Rebounds are just that: rebounds
If you’ve become emotionally attached to your rebounds, it’s a sign that you aren’t ready. It’s all based on fantasy and romanticism, not reality. It comes from your need to feel desired and wanted like you were in the relationship. The person isn’t the love of your life or brought by the universe to save you. You’re trying to fill a void and distract yourself. Starting brutal!
Radical self acceptance
Instead of thinking about self-love, try radical self acceptance. You need to accept your negative traits and give yourself grace for having them, which will eliminate shame and self-judgement.
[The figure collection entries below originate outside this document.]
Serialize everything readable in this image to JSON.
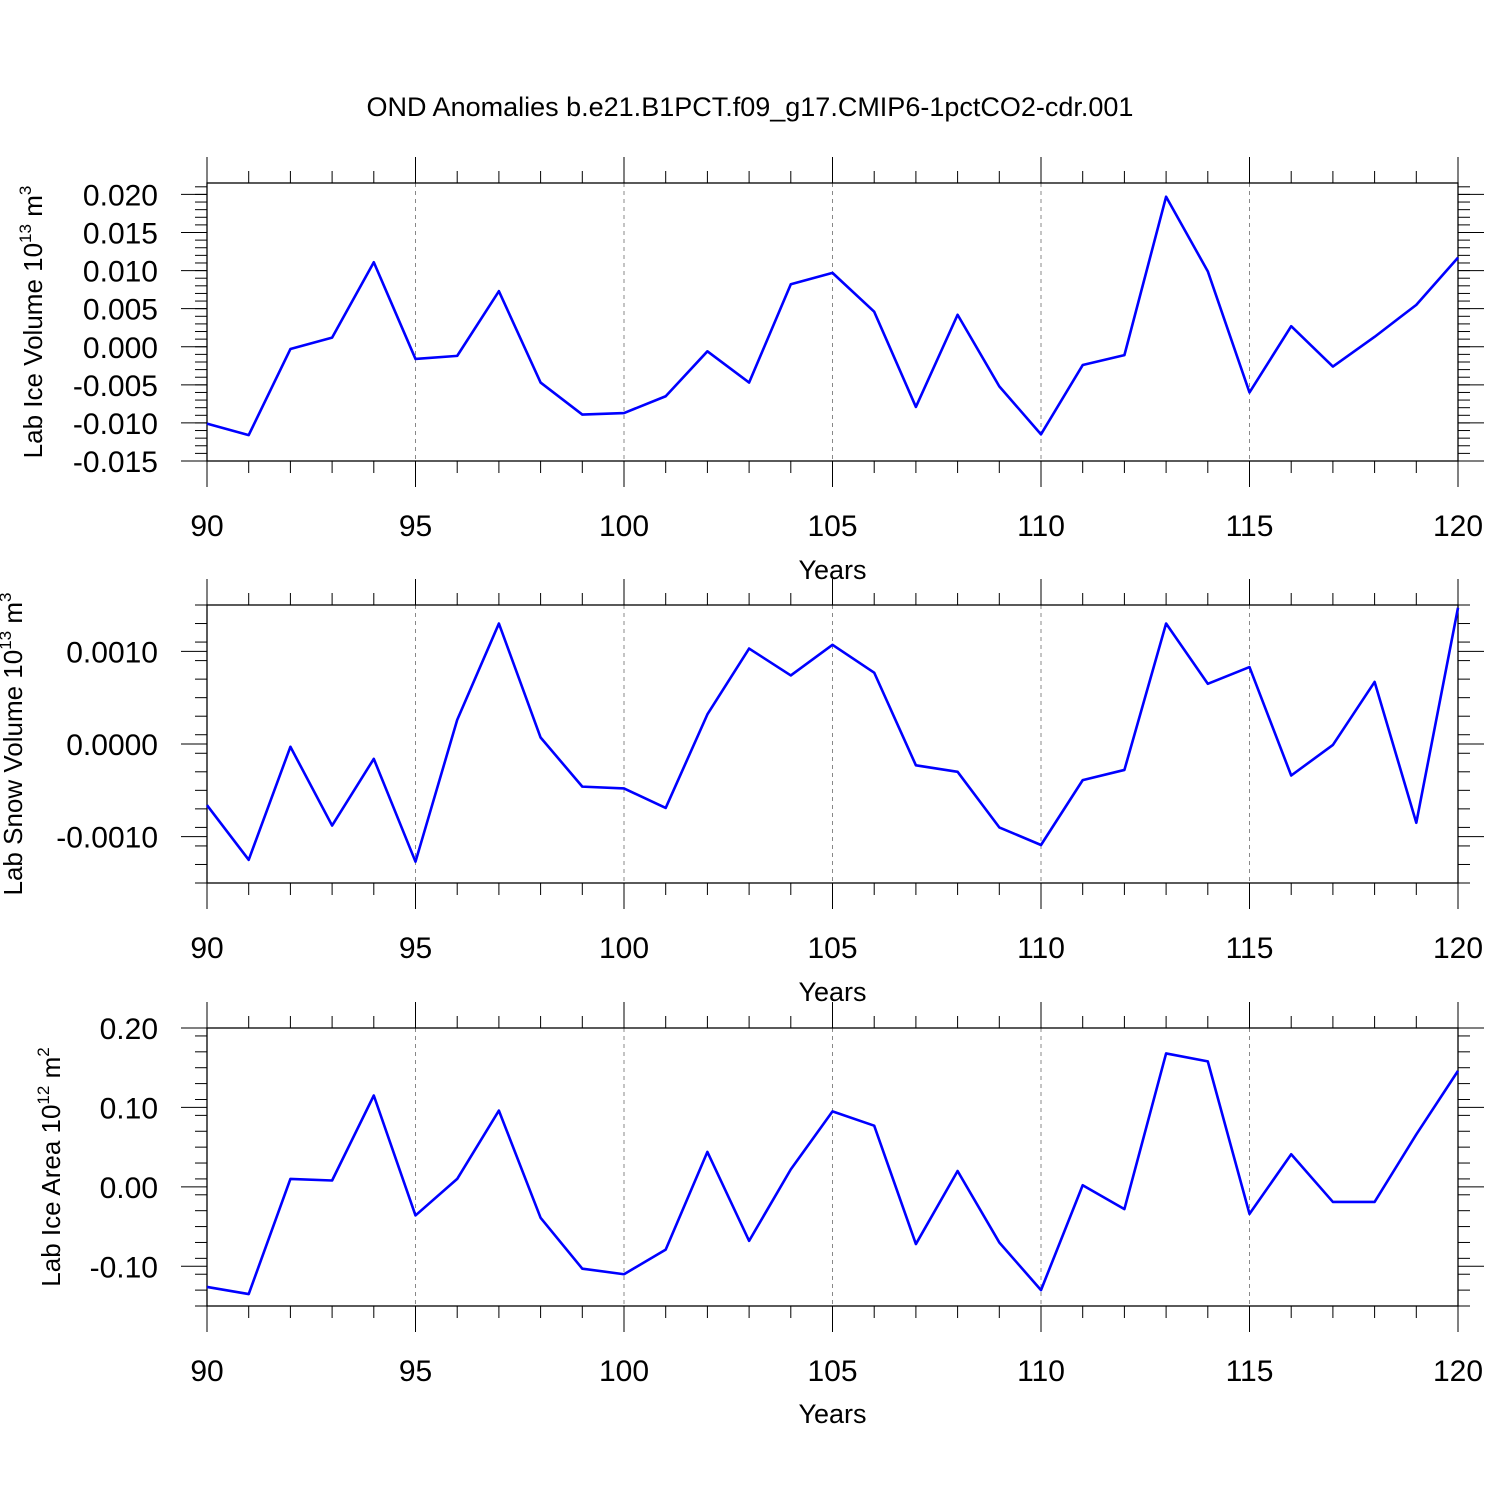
{
  "figure": {
    "title": "OND Anomalies b.e21.B1PCT.f09_g17.CMIP6-1pctCO2-cdr.001",
    "line_color": "#0000ff"
  },
  "chart_data": [
    {
      "type": "line",
      "ylabel": "Lab Ice Volume 10",
      "ylabel_exp": "13",
      "ylabel_unit": " m",
      "ylabel_unit_exp": "3",
      "xlabel": "Years",
      "xlim": [
        90,
        120
      ],
      "ylim": [
        -0.015,
        0.0215
      ],
      "xticks": [
        90,
        95,
        100,
        105,
        110,
        115,
        120
      ],
      "xtick_labels": [
        "90",
        "95",
        "100",
        "105",
        "110",
        "115",
        "120"
      ],
      "yticks": [
        -0.015,
        -0.01,
        -0.005,
        0.0,
        0.005,
        0.01,
        0.015,
        0.02
      ],
      "ytick_labels": [
        "-0.015",
        "-0.010",
        "-0.005",
        "0.000",
        "0.005",
        "0.010",
        "0.015",
        "0.020"
      ],
      "y_minor_step": 0.001,
      "x": [
        90,
        91,
        92,
        93,
        94,
        95,
        96,
        97,
        98,
        99,
        100,
        101,
        102,
        103,
        104,
        105,
        106,
        107,
        108,
        109,
        110,
        111,
        112,
        113,
        114,
        115,
        116,
        117,
        118,
        119,
        120
      ],
      "series": [
        {
          "name": "Lab Ice Volume",
          "values": [
            -0.0101,
            -0.0116,
            -0.0003,
            0.0012,
            0.0111,
            -0.0016,
            -0.0012,
            0.0073,
            -0.0047,
            -0.0089,
            -0.0087,
            -0.0065,
            -0.0006,
            -0.0047,
            0.0082,
            0.0097,
            0.0046,
            -0.0079,
            0.0042,
            -0.0052,
            -0.0115,
            -0.0024,
            -0.0011,
            0.0197,
            0.0099,
            -0.006,
            0.0027,
            -0.0026,
            0.0013,
            0.0055,
            0.0117
          ]
        }
      ]
    },
    {
      "type": "line",
      "ylabel": "Lab Snow Volume 10",
      "ylabel_exp": "13",
      "ylabel_unit": " m",
      "ylabel_unit_exp": "3",
      "xlabel": "Years",
      "xlim": [
        90,
        120
      ],
      "ylim": [
        -0.0015,
        0.0015
      ],
      "xticks": [
        90,
        95,
        100,
        105,
        110,
        115,
        120
      ],
      "xtick_labels": [
        "90",
        "95",
        "100",
        "105",
        "110",
        "115",
        "120"
      ],
      "yticks": [
        -0.001,
        0.0,
        0.001
      ],
      "ytick_labels": [
        "-0.0010",
        "0.0000",
        "0.0010"
      ],
      "y_minor_step": 0.0002,
      "x": [
        90,
        91,
        92,
        93,
        94,
        95,
        96,
        97,
        98,
        99,
        100,
        101,
        102,
        103,
        104,
        105,
        106,
        107,
        108,
        109,
        110,
        111,
        112,
        113,
        114,
        115,
        116,
        117,
        118,
        119,
        120
      ],
      "series": [
        {
          "name": "Lab Snow Volume",
          "values": [
            -0.00066,
            -0.00125,
            -3e-05,
            -0.00088,
            -0.00016,
            -0.00127,
            0.00026,
            0.0013,
            7e-05,
            -0.00046,
            -0.00048,
            -0.00069,
            0.00032,
            0.00103,
            0.00074,
            0.00107,
            0.00077,
            -0.00023,
            -0.0003,
            -0.0009,
            -0.00109,
            -0.00039,
            -0.00028,
            0.0013,
            0.00065,
            0.00083,
            -0.00034,
            -1e-05,
            0.00067,
            -0.00085,
            0.00147
          ]
        }
      ]
    },
    {
      "type": "line",
      "ylabel": "Lab Ice Area 10",
      "ylabel_exp": "12",
      "ylabel_unit": " m",
      "ylabel_unit_exp": "2",
      "xlabel": "Years",
      "xlim": [
        90,
        120
      ],
      "ylim": [
        -0.15,
        0.2
      ],
      "xticks": [
        90,
        95,
        100,
        105,
        110,
        115,
        120
      ],
      "xtick_labels": [
        "90",
        "95",
        "100",
        "105",
        "110",
        "115",
        "120"
      ],
      "yticks": [
        -0.1,
        0.0,
        0.1,
        0.2
      ],
      "ytick_labels": [
        "-0.10",
        "0.00",
        "0.10",
        "0.20"
      ],
      "y_minor_step": 0.02,
      "x": [
        90,
        91,
        92,
        93,
        94,
        95,
        96,
        97,
        98,
        99,
        100,
        101,
        102,
        103,
        104,
        105,
        106,
        107,
        108,
        109,
        110,
        111,
        112,
        113,
        114,
        115,
        116,
        117,
        118,
        119,
        120
      ],
      "series": [
        {
          "name": "Lab Ice Area",
          "values": [
            -0.126,
            -0.135,
            0.01,
            0.008,
            0.115,
            -0.036,
            0.01,
            0.096,
            -0.039,
            -0.103,
            -0.11,
            -0.079,
            0.044,
            -0.068,
            0.022,
            0.095,
            0.077,
            -0.072,
            0.02,
            -0.07,
            -0.13,
            0.002,
            -0.028,
            0.168,
            0.158,
            -0.034,
            0.041,
            -0.019,
            -0.019,
            0.066,
            0.146
          ]
        }
      ]
    }
  ]
}
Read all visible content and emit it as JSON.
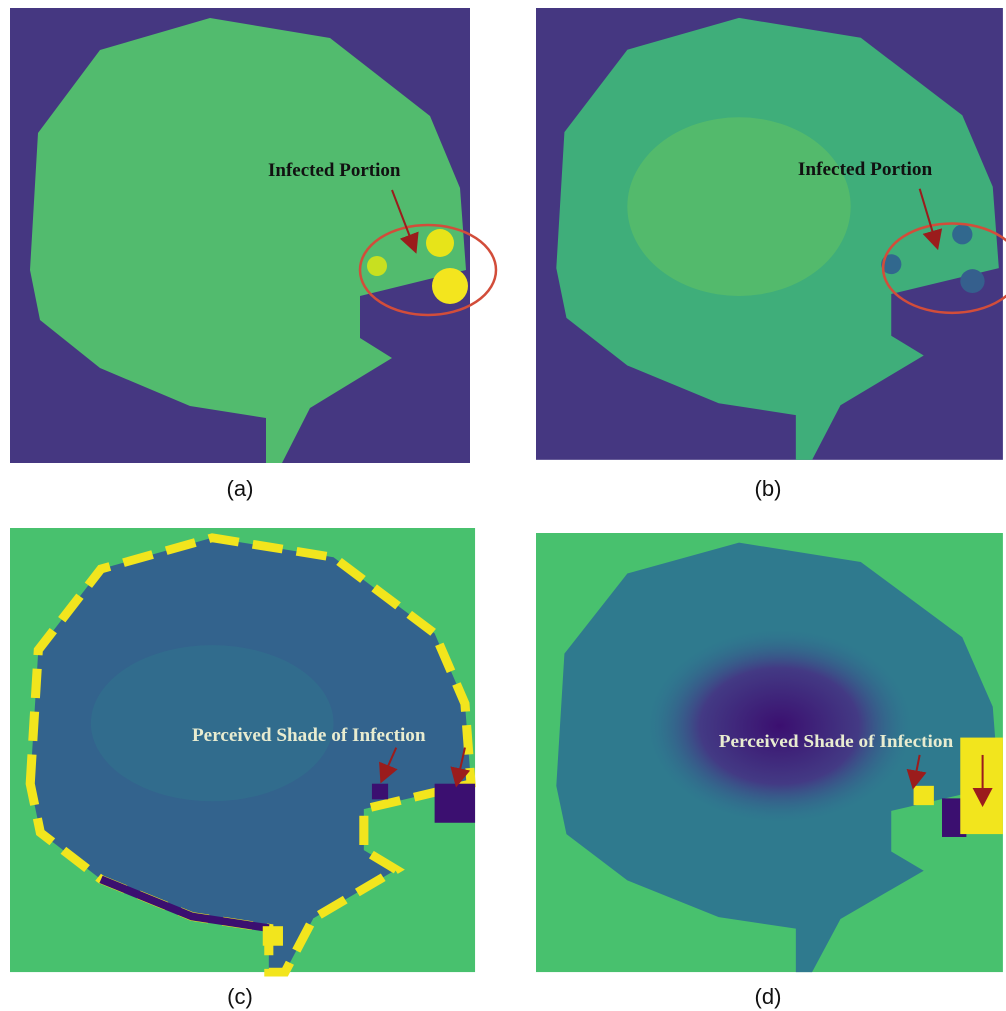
{
  "panels": [
    {
      "label": "(a)",
      "annotation": "Infected Portion"
    },
    {
      "label": "(b)",
      "annotation": "Infected Portion"
    },
    {
      "label": "(c)",
      "annotation": "Perceived Shade of Infection"
    },
    {
      "label": "(d)",
      "annotation": "Perceived Shade of Infection"
    }
  ]
}
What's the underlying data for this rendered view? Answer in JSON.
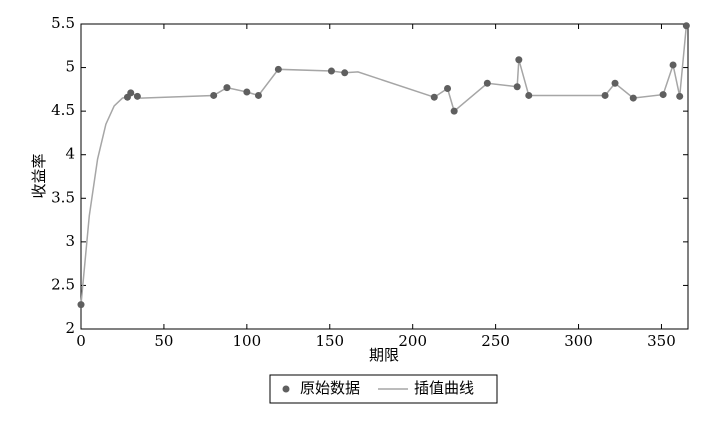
{
  "chart_data": {
    "type": "scatter",
    "xlabel": "期限",
    "ylabel": "收益率",
    "xlim": [
      0,
      366
    ],
    "ylim": [
      2,
      5.5
    ],
    "xticks": [
      0,
      50,
      100,
      150,
      200,
      250,
      300,
      350
    ],
    "yticks": [
      2,
      2.5,
      3,
      3.5,
      4,
      4.5,
      5,
      5.5
    ],
    "grid": false,
    "legend": "bottom",
    "series": [
      {
        "name": "原始数据",
        "mode": "markers",
        "color": "#5f5f5f",
        "x": [
          0,
          28,
          30,
          34,
          80,
          88,
          100,
          107,
          119,
          151,
          159,
          213,
          221,
          225,
          245,
          263,
          264,
          270,
          316,
          322,
          333,
          351,
          357,
          361,
          365
        ],
        "values": [
          2.28,
          4.66,
          4.71,
          4.67,
          4.68,
          4.77,
          4.72,
          4.68,
          4.98,
          4.96,
          4.94,
          4.66,
          4.76,
          4.5,
          4.82,
          4.78,
          5.09,
          4.68,
          4.68,
          4.82,
          4.65,
          4.69,
          5.03,
          4.67,
          5.48
        ]
      },
      {
        "name": "插值曲线",
        "mode": "line",
        "color": "#a6a6a6",
        "x": [
          0,
          5,
          10,
          15,
          20,
          25,
          28,
          30,
          34,
          36,
          80,
          88,
          100,
          107,
          119,
          151,
          159,
          167,
          213,
          221,
          225,
          245,
          263,
          264,
          270,
          316,
          322,
          333,
          351,
          357,
          361,
          365
        ],
        "values": [
          2.28,
          3.3,
          3.95,
          4.35,
          4.56,
          4.65,
          4.66,
          4.71,
          4.67,
          4.65,
          4.68,
          4.77,
          4.72,
          4.68,
          4.98,
          4.96,
          4.94,
          4.95,
          4.66,
          4.76,
          4.5,
          4.82,
          4.78,
          5.09,
          4.68,
          4.68,
          4.82,
          4.65,
          4.69,
          5.03,
          4.67,
          5.48
        ]
      }
    ]
  }
}
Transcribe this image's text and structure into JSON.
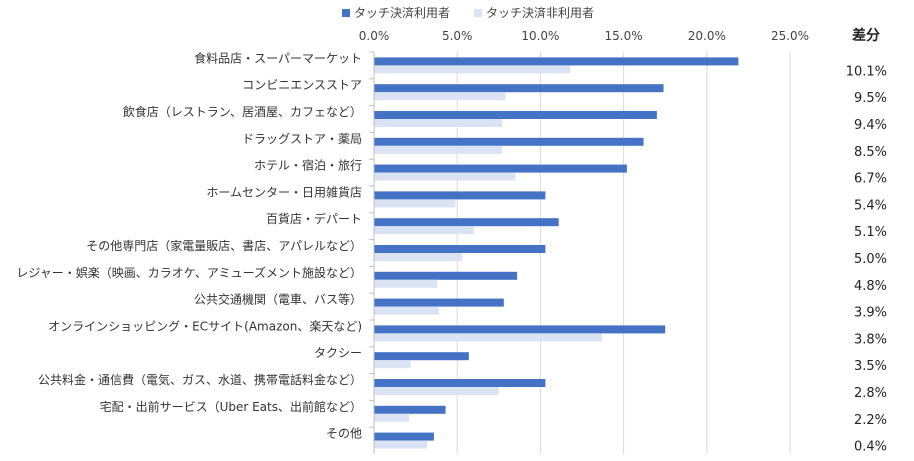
{
  "chart_data": {
    "type": "bar",
    "orientation": "horizontal",
    "categories": [
      "食料品店・スーパーマーケット",
      "コンビニエンスストア",
      "飲食店（レストラン、居酒屋、カフェなど）",
      "ドラッグストア・薬局",
      "ホテル・宿泊・旅行",
      "ホームセンター・日用雑貨店",
      "百貨店・デパート",
      "その他専門店（家電量販店、書店、アパレルなど）",
      "レジャー・娯楽（映画、カラオケ、アミューズメント施設など）",
      "公共交通機関（電車、バス等）",
      "オンラインショッピング・ECサイト(Amazon、楽天など)",
      "タクシー",
      "公共料金・通信費（電気、ガス、水道、携帯電話料金など）",
      "宅配・出前サービス（Uber Eats、出前館など）",
      "その他"
    ],
    "series": [
      {
        "name": "タッチ決済利用者",
        "color": "#4472C4",
        "values": [
          21.9,
          17.4,
          17.0,
          16.2,
          15.2,
          10.3,
          11.1,
          10.3,
          8.6,
          7.8,
          17.5,
          5.7,
          10.3,
          4.3,
          3.6
        ]
      },
      {
        "name": "タッチ決済非利用者",
        "color": "#DAE3F3",
        "values": [
          11.8,
          7.9,
          7.7,
          7.7,
          8.5,
          4.9,
          6.0,
          5.3,
          3.8,
          3.9,
          13.7,
          2.2,
          7.5,
          2.1,
          3.2
        ]
      }
    ],
    "xlim": [
      0,
      25
    ],
    "xticks": [
      "0.0%",
      "5.0%",
      "10.0%",
      "15.0%",
      "20.0%",
      "25.0%"
    ],
    "x_axis_position": "top",
    "gridlines": true,
    "legend_position": "top",
    "diff_title": "差分",
    "diff_labels": [
      "10.1%",
      "9.5%",
      "9.4%",
      "8.5%",
      "6.7%",
      "5.4%",
      "5.1%",
      "5.0%",
      "4.8%",
      "3.9%",
      "3.8%",
      "3.5%",
      "2.8%",
      "2.2%",
      "0.4%"
    ]
  }
}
I am now growing to accept and love my weaknesses instead of shying away from them.
Body vs mind
Sometimes the body reacts differently to the mind, or begins processing things before you actually do. After my break-up I thought I was thriving, being a social butterfly and carrying on with everything. But I lost my appetite completely and started having (luckily mild) more frequent eczema flare-ups. I now know it was my body’s way of warning me that a period of bad mental health was arriving, but I ignored it. Listen to your body, it is always telling you things!
Self-belief will save you
When you’re in it, everything feels impossible and hopeless. But a lot of that is exacerbated by anxiety and spiralling. I thought it would be impossible to submit my final essays and do well in them, because I found myself not caring about anything. I didn’t care what my result was and just wanted to get them done. I ended up doing well and getting some scores I’m really proud of, which surprised me but at the same time reassured me that I am capable of so much more than my struggling brain had me believing.